Fresh out of college, Hannah Brencher moved to New York, expecting her life to look like a scene from Sex and the City. Lonely and depressed, she noticed a woman who looked like she felt the same way on the subway. Hannah did something strange—she wrote the woman a letter. She folded it, scribbled “If you find this letter, it’s for you…” on the front and left it behind. She then started writing and leaving love notes all over the city. Feeling crushed within a culture that only felt like connecting on a screen, she poured her heart out to complete strangers. She found solace in the idea that her words might brighten someone’s day. Then Hannah made an offer on her blog: She would handwrite a note and mail it to anyone who wanted one. Her inbox exploded with requests from people all over the world. There is something about receiving a handwritten note that is so powerful in today’s digital era. If You Find This Letter chronicles Hannah’s attempts to bring more love into the world—and shows how she rediscovered her faith through the movement she started.
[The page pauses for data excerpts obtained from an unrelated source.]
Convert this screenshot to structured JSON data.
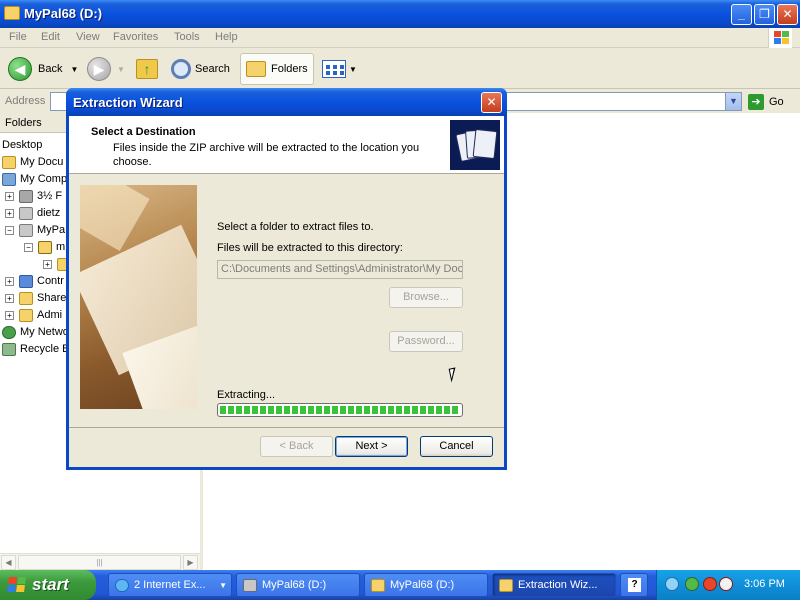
{
  "window": {
    "title": "MyPal68 (D:)",
    "caption": {
      "minimize": "_",
      "maximize": "❐",
      "close": "✕"
    }
  },
  "menu": [
    "File",
    "Edit",
    "View",
    "Favorites",
    "Tools",
    "Help"
  ],
  "toolbar": {
    "back_label": "Back",
    "search_label": "Search",
    "folders_label": "Folders"
  },
  "addressbar": {
    "label": "Address",
    "value": "",
    "go_label": "Go"
  },
  "folders_pane": {
    "title": "Folders",
    "items": [
      "Desktop",
      "My Docu",
      "My Comp",
      "3½ F",
      "dietz",
      "MyPa",
      "m",
      "",
      "Contr",
      "Share",
      "Admi",
      "My Netwo",
      "Recycle B"
    ]
  },
  "dialog": {
    "title": "Extraction Wizard",
    "heading": "Select a Destination",
    "subheading": "Files inside the ZIP archive will be extracted to the location you choose.",
    "select_label": "Select a folder to extract files to.",
    "dir_label": "Files will be extracted to this directory:",
    "path_value": "C:\\Documents and Settings\\Administrator\\My Docu",
    "browse_label": "Browse...",
    "password_label": "Password...",
    "progress_label": "Extracting...",
    "progress": 1.0,
    "back_label": "< Back",
    "next_label": "Next >",
    "cancel_label": "Cancel"
  },
  "taskbar": {
    "start_label": "start",
    "tasks": [
      {
        "label": "2 Internet Ex..."
      },
      {
        "label": "MyPal68 (D:)"
      },
      {
        "label": "MyPal68 (D:)"
      },
      {
        "label": "Extraction Wiz..."
      }
    ],
    "help_label": "?",
    "clock": "3:06 PM"
  },
  "colors": {
    "titlebar": "#0a52e0",
    "start_green": "#3c9a3c",
    "tray_blue": "#0f8fd8",
    "progress_green": "#3ac23a"
  }
}
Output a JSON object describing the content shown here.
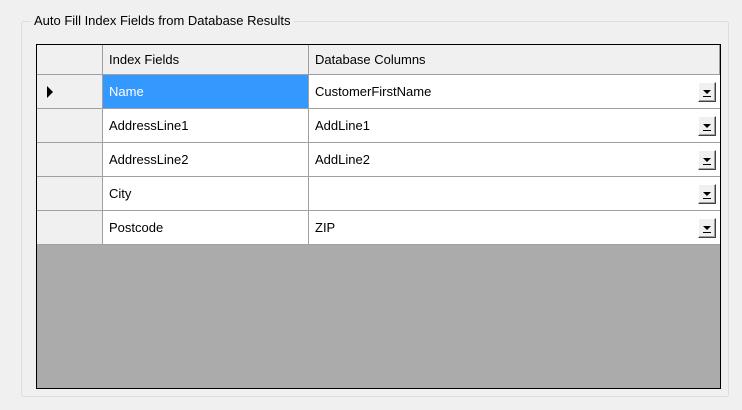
{
  "group": {
    "caption": "Auto Fill Index Fields from Database Results"
  },
  "grid": {
    "columns": [
      "Index Fields",
      "Database Columns"
    ],
    "selected_row": 0,
    "rows": [
      {
        "index_field": "Name",
        "database_column": "CustomerFirstName"
      },
      {
        "index_field": "AddressLine1",
        "database_column": "AddLine1"
      },
      {
        "index_field": "AddressLine2",
        "database_column": "AddLine2"
      },
      {
        "index_field": "City",
        "database_column": ""
      },
      {
        "index_field": "Postcode",
        "database_column": "ZIP"
      }
    ]
  },
  "icons": {
    "row_indicator": "current-row-arrow-icon",
    "dropdown": "dropdown-arrow-icon"
  },
  "colors": {
    "selection": "#3399ff",
    "grid_background": "#ababab",
    "window": "#f0f0f0"
  }
}
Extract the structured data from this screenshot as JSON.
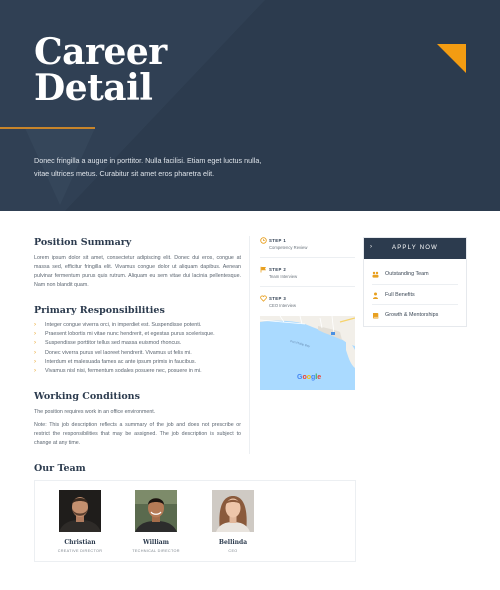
{
  "hero": {
    "title_line1": "Career",
    "title_line2": "Detail",
    "description": "Donec fringilla a augue in porttitor. Nulla facilisi. Etiam eget luctus nulla, vitae ultrices metus. Curabitur sit amet eros pharetra elit."
  },
  "summary": {
    "heading": "Position Summary",
    "body": "Lorem ipsum dolor sit amet, consectetur adipiscing elit. Donec dui eros, congue at massa sed, efficitur fringilla elit. Vivamus congue dolor ut aliquam dapibus. Aenean pulvinar fermentum purus quis rutrum. Aliquam eu sem vitae dui lacinia pellentesque. Nam non blandit quam."
  },
  "responsibilities": {
    "heading": "Primary Responsibilities",
    "items": [
      "Integer congue viverra orci, in imperdiet est. Suspendisse potenti.",
      "Praesent lobortis mi vitae nunc hendrerit, et egestas purus scelerisque.",
      "Suspendisse porttitor tellus sed massa euismod rhoncus.",
      "Donec viverra purus vel laoreet hendrerit. Vivamus ut felis mi.",
      "Interdum et malesuada fames ac ante ipsum primis in faucibus.",
      "Vivamus nisl nisi, fermentum sodales posuere nec, posuere in mi."
    ],
    "bullet_icon": "chevron-right-icon"
  },
  "conditions": {
    "heading": "Working Conditions",
    "line1": "The position requires work in an office environment.",
    "note": "Note:  This job description reflects a summary of the job and does not prescribe or restrict the responsibilities that may be assigned.   The job description is subject to change at any time."
  },
  "steps": [
    {
      "label": "STEP 1",
      "sub": "Competency Review",
      "icon": "clock-icon"
    },
    {
      "label": "STEP 2",
      "sub": "Team Interview",
      "icon": "flag-icon"
    },
    {
      "label": "STEP 3",
      "sub": "CEO Interview",
      "icon": "heart-icon"
    }
  ],
  "map": {
    "street_label": "Port Phillip Bay",
    "google_letters": [
      "G",
      "o",
      "o",
      "g",
      "l",
      "e"
    ],
    "google_colors": [
      "#4285F4",
      "#EA4335",
      "#FBBC05",
      "#4285F4",
      "#34A853",
      "#EA4335"
    ]
  },
  "apply": {
    "button_label": "APPLY NOW",
    "arrow": "›",
    "perks": [
      {
        "label": "Outstanding Team",
        "icon": "team-icon"
      },
      {
        "label": "Full Benefits",
        "icon": "person-icon"
      },
      {
        "label": "Growth & Mentorships",
        "icon": "book-icon"
      }
    ]
  },
  "team": {
    "heading": "Our Team",
    "members": [
      {
        "name": "Christian",
        "role": "CREATIVE DIRECTOR"
      },
      {
        "name": "William",
        "role": "TECHNICAL DIRECTOR"
      },
      {
        "name": "Bellinda",
        "role": "CEO"
      }
    ]
  },
  "colors": {
    "navy": "#2c3b4e",
    "accent": "#e8a020",
    "hero_orange": "#f39c12"
  }
}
"My mother would say: be small or be beautiful. Beautiful is loud footsteps and knowing the weight of those footsteps."
I first stumbled upon Hannah Brencher's website a few years ago. I thought it was a beautiful concept, the thought of writing love letters to strangers. I was so excited to be approved for the ARC from NetGalley. Now memoirs are kind of hit or miss with me. As fascinated as I am by the person, sometimes I can still find them a bit dry and long winded. I have never read a memoir that made me cry. I have never read a memoir that I wanted to read again the second I was finished. Until this one.
The book starts with Hannah graduating from college. She is terrified of growing up and terrified that she will never make a difference in the world. She also struggles with depression, something that is hard for her to come to terms with because of her many blessings. I could relate to this feeling on so many levels. I know what it's like to feel like you are drowning, despite the fact that you have everything in your life going right at that very moment. Hannah is young and insecure and afraid. Who can't relate to that?
When the letter writing starts, she is simply trying to tell other people the words she cannot tell herself. She wants to tell people, strangers, they are loved and they matter. As she says in the book, this project didn't become a cure all for her depression. She still struggled, but the letters gave her purpose. She didn't just talk about the letters. She also talked about her search for religion and a relationship with God. She was desperate for something higher than herself to believe in. I do want to say that I am atheist and I wasn't expecting this to be as religion heavy as it was. Normally, I would probably skim those parts. But I found every passage of her search for God so incredibly moving. Even though I don't believe, I still understand why she would want to so desperately.
Hannah also talks about the progression of the love letter journey. It goes from being random letters to strangers to a blog where she invites people to make love letter requests for themselves. When she talks about all the requests people were sending in to request a love letter, I think I was as moved as Hannah was. It is impossible to comprehend just how much sadness and heartbreak there is in the world. I can only imagine how overwhelmed Hannah was to start these letters. It is amazing that so many people were so sad and a couple of words from Hannah helped them keep going. Now she has a website, The World Needs More Love Letters. On this website, you can request a love letter on behalf of someone else. Every month, she publishes the stories of several people that were sent in and requests everyone who can to send a love letter to Hannah. At the end of the month, Hannah then takes all of those letters and sends them to the person in one package. She calls it a "love letter bundle."
The stories in this book were very emotional, but I don't want you to think that the tears I cried were sad ones. Even in the sad stories, I was hopeful that all these people would know how much people were thinking of them. What did make me sad was that in this digital age, people may never be able to appreciate the simple beauty of a handwritten letter. The only downside to this book was that I finished it in less than twenty four hours. I wanted to soak up and savor every single word that Hannah wrote. I am so grateful to her for sharing this journey. It also inspired me to go on her website. I want to share words of kindness and strength to people who need them, even if I don't know these people and even if I never meet them. If I ever got a love letter from Hannah, I think it would be my most prized possession. Her writing is exquisite and lyrical and somehow she always finds the right words to make someone feel like they matter. I encourage you to submit a letter to one of the individuals on the website as well.